The irrigated land of Somontano has been maintained through a series of irrigation channels, dams and weirs since time immemorial.
Their origins can be traced back to Muslim times; in fact popular legend attributes this particular weir to the Moors. However, despite their remote origins, these constructions were continually renovated and modified over the years due to damage caused by the frequent flooding of the River Vero.
Azud (from Hispanic Arabic assúdd, itself derived from the classic Arabic sudd) is the name given to a dam built in a river with the aim of collecting water for irrigation and other uses. The Pozán dam is one of the best of its kind in terms of the quality of construction and its excellent condition.

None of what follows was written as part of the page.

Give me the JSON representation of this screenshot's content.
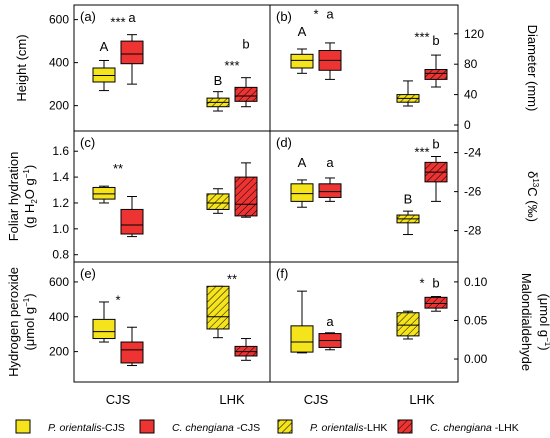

It consists of a solid wall planted solidly on rock, which was built at a point of a huge natural pool in the river that was made deeper still by its construction. Maybe this pool was the origins of the village’s name as it was first mentioned as “Poz Sant” in 1095. (pozo is the Spanish name for a deep pool or well)
The aim of the dam was to raise the level of the water so that it could be directed to the San Marcos channel. From here it was used to move the wheels of several mills and a fulling mill as well as to irrigate the land around Castillazuelo and Barbastro.

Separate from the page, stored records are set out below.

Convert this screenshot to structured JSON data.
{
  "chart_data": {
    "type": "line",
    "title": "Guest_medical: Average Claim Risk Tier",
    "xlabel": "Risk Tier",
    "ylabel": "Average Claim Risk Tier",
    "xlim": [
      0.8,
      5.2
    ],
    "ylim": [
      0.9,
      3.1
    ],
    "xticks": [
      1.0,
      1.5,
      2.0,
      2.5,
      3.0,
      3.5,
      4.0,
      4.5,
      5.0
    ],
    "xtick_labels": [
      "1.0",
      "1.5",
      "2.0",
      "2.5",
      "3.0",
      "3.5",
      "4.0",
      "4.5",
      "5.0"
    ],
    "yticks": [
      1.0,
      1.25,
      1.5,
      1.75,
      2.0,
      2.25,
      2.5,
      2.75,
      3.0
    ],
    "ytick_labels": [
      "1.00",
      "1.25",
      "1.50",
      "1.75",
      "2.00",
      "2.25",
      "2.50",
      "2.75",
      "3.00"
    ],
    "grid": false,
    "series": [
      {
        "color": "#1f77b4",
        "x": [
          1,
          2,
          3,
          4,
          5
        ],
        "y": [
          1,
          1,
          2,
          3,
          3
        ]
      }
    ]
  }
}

In 1606 a lathe operator from Barbastro, Luis de Ruesta, and his son, were charged with the reconstruction of another dam close to here using oak. Wooden dams worked in a similar way as those made of stone as small rocks were placed between the struts. There were the most common type until the 16th- 17th centuries and although more fragile than those made entirely of stone, they were much cheaper to construct.